How Active Listening Leads to More Effective Interviews

The initial face-to-face interview is an important factor in the hiring process. If the first interview goes well, the rest of the hiring interactions feel like they’re flowing downhill.

Do you think you’re effective at conducting interviews?

Listening

 

Most real estate managers believe this is one of their strengths. But, the recruiting performance metrics our company collects paints a different picture.

By isolating the interview component of the hiring process (through workflow design and software tracking), we’ve documented that successful interviewers experience much better recruiting results than those who are struggling.

How much better?  It’s often two to three times more hires.

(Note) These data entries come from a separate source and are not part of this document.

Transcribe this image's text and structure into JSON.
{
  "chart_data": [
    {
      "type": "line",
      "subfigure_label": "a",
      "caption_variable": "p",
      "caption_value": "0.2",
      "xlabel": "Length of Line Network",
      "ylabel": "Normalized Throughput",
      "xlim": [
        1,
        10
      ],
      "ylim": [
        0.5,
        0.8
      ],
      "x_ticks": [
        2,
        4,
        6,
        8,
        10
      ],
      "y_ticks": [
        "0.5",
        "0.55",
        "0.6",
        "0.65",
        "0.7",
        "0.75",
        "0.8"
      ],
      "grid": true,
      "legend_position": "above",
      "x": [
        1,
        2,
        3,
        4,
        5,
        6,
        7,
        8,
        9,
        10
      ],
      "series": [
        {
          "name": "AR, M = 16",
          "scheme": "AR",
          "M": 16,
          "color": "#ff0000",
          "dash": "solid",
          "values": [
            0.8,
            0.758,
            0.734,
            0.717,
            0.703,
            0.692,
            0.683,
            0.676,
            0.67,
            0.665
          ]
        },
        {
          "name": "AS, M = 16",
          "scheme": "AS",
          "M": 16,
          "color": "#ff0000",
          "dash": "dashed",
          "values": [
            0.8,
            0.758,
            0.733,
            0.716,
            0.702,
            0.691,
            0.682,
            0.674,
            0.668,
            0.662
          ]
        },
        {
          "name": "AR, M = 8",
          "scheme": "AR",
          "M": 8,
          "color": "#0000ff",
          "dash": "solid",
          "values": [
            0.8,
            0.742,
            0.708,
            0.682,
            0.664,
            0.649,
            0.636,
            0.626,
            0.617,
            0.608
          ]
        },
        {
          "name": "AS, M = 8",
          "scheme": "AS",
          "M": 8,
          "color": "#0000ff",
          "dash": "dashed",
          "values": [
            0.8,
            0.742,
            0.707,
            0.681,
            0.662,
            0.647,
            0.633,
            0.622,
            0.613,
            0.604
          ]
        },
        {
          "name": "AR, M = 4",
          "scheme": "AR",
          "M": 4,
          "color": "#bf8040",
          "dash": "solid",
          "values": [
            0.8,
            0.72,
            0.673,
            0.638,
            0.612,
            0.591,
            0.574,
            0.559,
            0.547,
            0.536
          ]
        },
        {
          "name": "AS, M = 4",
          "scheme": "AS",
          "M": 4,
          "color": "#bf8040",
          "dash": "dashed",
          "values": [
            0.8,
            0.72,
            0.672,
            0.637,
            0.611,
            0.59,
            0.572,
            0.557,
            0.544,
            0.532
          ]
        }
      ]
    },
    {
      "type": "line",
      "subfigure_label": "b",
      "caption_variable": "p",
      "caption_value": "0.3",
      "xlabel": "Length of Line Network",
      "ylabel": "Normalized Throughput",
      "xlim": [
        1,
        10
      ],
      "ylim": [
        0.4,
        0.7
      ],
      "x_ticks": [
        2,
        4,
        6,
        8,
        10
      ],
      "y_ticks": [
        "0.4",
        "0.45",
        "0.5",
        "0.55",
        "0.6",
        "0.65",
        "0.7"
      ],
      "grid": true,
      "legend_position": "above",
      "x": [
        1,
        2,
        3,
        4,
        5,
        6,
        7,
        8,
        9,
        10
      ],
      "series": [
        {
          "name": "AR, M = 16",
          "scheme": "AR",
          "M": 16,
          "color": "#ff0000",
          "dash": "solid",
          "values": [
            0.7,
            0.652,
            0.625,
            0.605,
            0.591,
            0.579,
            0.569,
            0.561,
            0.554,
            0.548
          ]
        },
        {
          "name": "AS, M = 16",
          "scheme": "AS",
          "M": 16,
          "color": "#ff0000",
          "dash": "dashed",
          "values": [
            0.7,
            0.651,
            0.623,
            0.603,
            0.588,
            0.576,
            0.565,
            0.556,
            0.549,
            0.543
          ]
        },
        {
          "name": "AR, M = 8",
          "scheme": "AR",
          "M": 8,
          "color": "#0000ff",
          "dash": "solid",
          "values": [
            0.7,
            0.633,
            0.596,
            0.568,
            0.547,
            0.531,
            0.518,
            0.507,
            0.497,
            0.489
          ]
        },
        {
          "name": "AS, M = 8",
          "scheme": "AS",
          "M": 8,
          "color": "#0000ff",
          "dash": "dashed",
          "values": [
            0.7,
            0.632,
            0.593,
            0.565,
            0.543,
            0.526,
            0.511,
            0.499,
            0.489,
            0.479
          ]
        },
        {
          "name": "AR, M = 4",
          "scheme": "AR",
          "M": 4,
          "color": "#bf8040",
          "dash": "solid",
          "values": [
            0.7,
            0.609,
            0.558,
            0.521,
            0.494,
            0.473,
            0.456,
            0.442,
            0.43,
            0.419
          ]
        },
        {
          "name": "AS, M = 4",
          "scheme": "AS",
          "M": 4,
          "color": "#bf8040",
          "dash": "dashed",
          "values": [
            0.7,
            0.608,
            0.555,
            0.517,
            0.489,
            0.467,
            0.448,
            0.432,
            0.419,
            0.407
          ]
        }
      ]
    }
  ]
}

Of course this begs the question—what are successful managers doing during their interviews that make them so effective?

Research suggests it really boils down to one thing.

Learning from Research on Sales

In his outstanding book, The Best Place to Work, Dr. Ron Friedman addresses the issue of building trust in the sales process.

Consider the quandary faced by car salesmen, a profession that according to a 2012 Gallup poll is squarely at the bottom when it comes to perceived honesty and ethical standards.

What can a car salesman say to make himself more convincing? The answers, according to [researchers], is quite literally nothing.

Dr. Friedman goes on to outline two studies showing it’s not an ability to talk that leads to sales. It’s quite the opposite.

The ability to be quiet and listen effectively is the defining characteristic of high performing sales people.

For Complex Sales, Listening is Even More Important

Selling a car is a simple sale. What happens when things get more complex? Of course, the sales prospect would need additional information to make a good choice. Right?

In the financial services industry, a job where advisors are explicitly hired for their knowledge and ability to give advice, surely there would be a connection between skillful talking and success.

Dr. Friedman sites another study showing the opposite to be true.

“The higher financial advisers scored as listeners, the better their clients rated them on quality, trust, and satisfaction. Effective listeners were also more successful at minimizing their customers’ perceptions of financial risk, making them more likely to invest in the future.”

Naturally, this translated into higher sales with the clients, but researchers also found it had an unexpected effect.

[Effective listening] had sown the seeds for an upward cycle of sales. That’s because the more an advisor listened, the more their clients wanted to recommend them to their friends. 

Listeners had created a defacto sales force. They weren’t the only ones focused on growing their business. So were their customers.

Listening Creates Influence

Exercising influence is the common thread among these research studies.

Those who have learned to listen effectively have much more success than those who are seemingly gifted talkers.

This principle applies to recruiting (and specifically interviewing) because the goal is to positively influence a person’s career decisions.

The hiring managers who make the most hires are those who are the most influential during the interview.

In the next WorkPuzzle, we’ll discuss what it takes to become an effective listener.  Keeping your mouth shut during the interview is only the first step.

The rest of the process requires some attention to detail, but it’s work that will produce a high return on your investment.

It will move you into the group of hiring managers who hire more than 30% of the individuals they interview.